Athletes: don’t just make New Year resolutions, here are steps you should take to actually follow through with them.

Every year, come 1st January, athletes make the same resolutions. Some common examples are:

  • I will run faster this year.
  • I will try my hand at triathlon this year.
  • I will learn swimming this year.
  • I will reduce weight this year.

The vast majority stick to them for a few weeks, and then go back to their old ways. By the time the year comes to an end, they find that they are more or less in the same place as the beginning of the year.

Why does this happen? What’s common in all the above resolutions? The main problem is that they are very vague and they don’t have an actionable plan.

Let me offer you a way of not just making resolutions but actually making sure you stick to them:

Set a clear measurable goal

Instead of simply saying “I will get faster”, set a hard measurable target such as “I will get faster by 5 minutes at the half marathon distance”.

Instead of saying “I will try my hand at triathlon this year, decide on a target race: “I will race Goa Triathlon next year”. Or “I will race Ironman xyz this year”.

Instead of saying “I will learn swimming”, set a clearly defined target such as “I should be able to swim 1500m within 45 minutes in freestyle”

Instead of saying “I will reduce weight”, set a loss target: “I will lose 5 kgs by the end of June and then keep that weight off till the end of the year”. (’s a secret I am sure you already know: Shedding weight is the easy part. The hard part is keeping off the weight).

Create an actionable plan

A resolution without a plan is just a wish. Its like hoping to get rich by purchasing lottery tickets than actually doing hard work at a job or business. Do you wish to leave your resolutions to luck and chance? If not, then you must create an actionable plan to achieve your resolutions. The more specific you get, the better it is.

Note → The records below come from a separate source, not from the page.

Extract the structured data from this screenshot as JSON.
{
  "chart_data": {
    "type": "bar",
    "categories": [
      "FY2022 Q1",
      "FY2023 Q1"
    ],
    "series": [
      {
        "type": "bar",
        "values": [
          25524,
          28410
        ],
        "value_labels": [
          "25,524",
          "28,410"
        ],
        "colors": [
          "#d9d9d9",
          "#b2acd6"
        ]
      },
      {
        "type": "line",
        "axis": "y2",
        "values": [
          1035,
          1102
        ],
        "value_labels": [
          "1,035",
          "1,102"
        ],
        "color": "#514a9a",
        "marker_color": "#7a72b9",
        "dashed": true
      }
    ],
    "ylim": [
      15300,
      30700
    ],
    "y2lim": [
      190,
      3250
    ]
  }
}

Lets take some of the above examples of a clearly defined resolutions/goals:

“I will get faster by 5 minutes at the half marathon distance”

To implement this goal, you might come up with the following plan:

  • I will consistently run at least 3 times a week for the entire year.
  • I will follow xyz training plan and stick to it for the entire year.
  • I will hire a coach and let him take care of all the details. (Psst…I heard this coach is not so bad 🙂 )

“I will race Ironman xyz this year”

  • Set a reminder for the date the registration opens and register it on the first day.
  • Research travel and accommodations in time.
  • Estimate the total cost for the race including registration, travel, accommodation, equipment (new bike maybe?), coaching fees if any, etc and budget for it accordingly.
  • Make sure to be on top of (or work towards) all three disciplines – swim, bike and run – and establish a good base in all three. Consistency is important!
  • Start on a well designed structured plan in the build of the triathlon.

“I will lose 5 kgs by the end of June and then keep that weight off till the end of the year”

  • I will reduce by sugar intake by 50% in the first month, and then again by 50% in the second month and then keep at the level for the rest of the year.
  • I will eat junk food at most once a week.
  • I will eat 2 pieces of fruit every day.
  • I will not eat after 9pm at any cost.


There is a saying: What gets measured, gets improved.

This applies here too. You think you have increased your consistency? Great! Lets measure. How many workouts do you miss? Once every two weeks? Lets say you run 3 times a week, which means you are missing 16% of your workouts? Does that sound like a lot? You bet it is!

A better goal would be 1 missed workout every 4 weeks, which would mean you are missing 8% of your workouts. Sounds a lot better! Eventually, aim to get that number to 5% or less.

Lets take this in the context of weight loss.

You think you have reduced your food intake? Are you measuring everything? How about those two cookies you ate while having tea/coffee – bamm! that’s 100 calories. How about that plate of bhajis you ate because it was the “first rains of the year” and you want to show on social media how great a time you are having eating those? Bamm! That’s 200 calories. You had a satisfying meal but just could not control yourself to a second (or third) helping? Bamm! Another 300-500 calories.

Measure often, measure diligently, and then analyze it to make changes as required.


Try the above method this year and ensure your resolutions are not DOA – instead of making vague resolutions and leaving them to luck and chance and your whims, fads and fancies, set well defined goals, and back them up with actionable steps and measure those steps repeatedly along the way to make changes as required.

I am pretty sure you will be closer to your resolution in 2018 than in any previous years.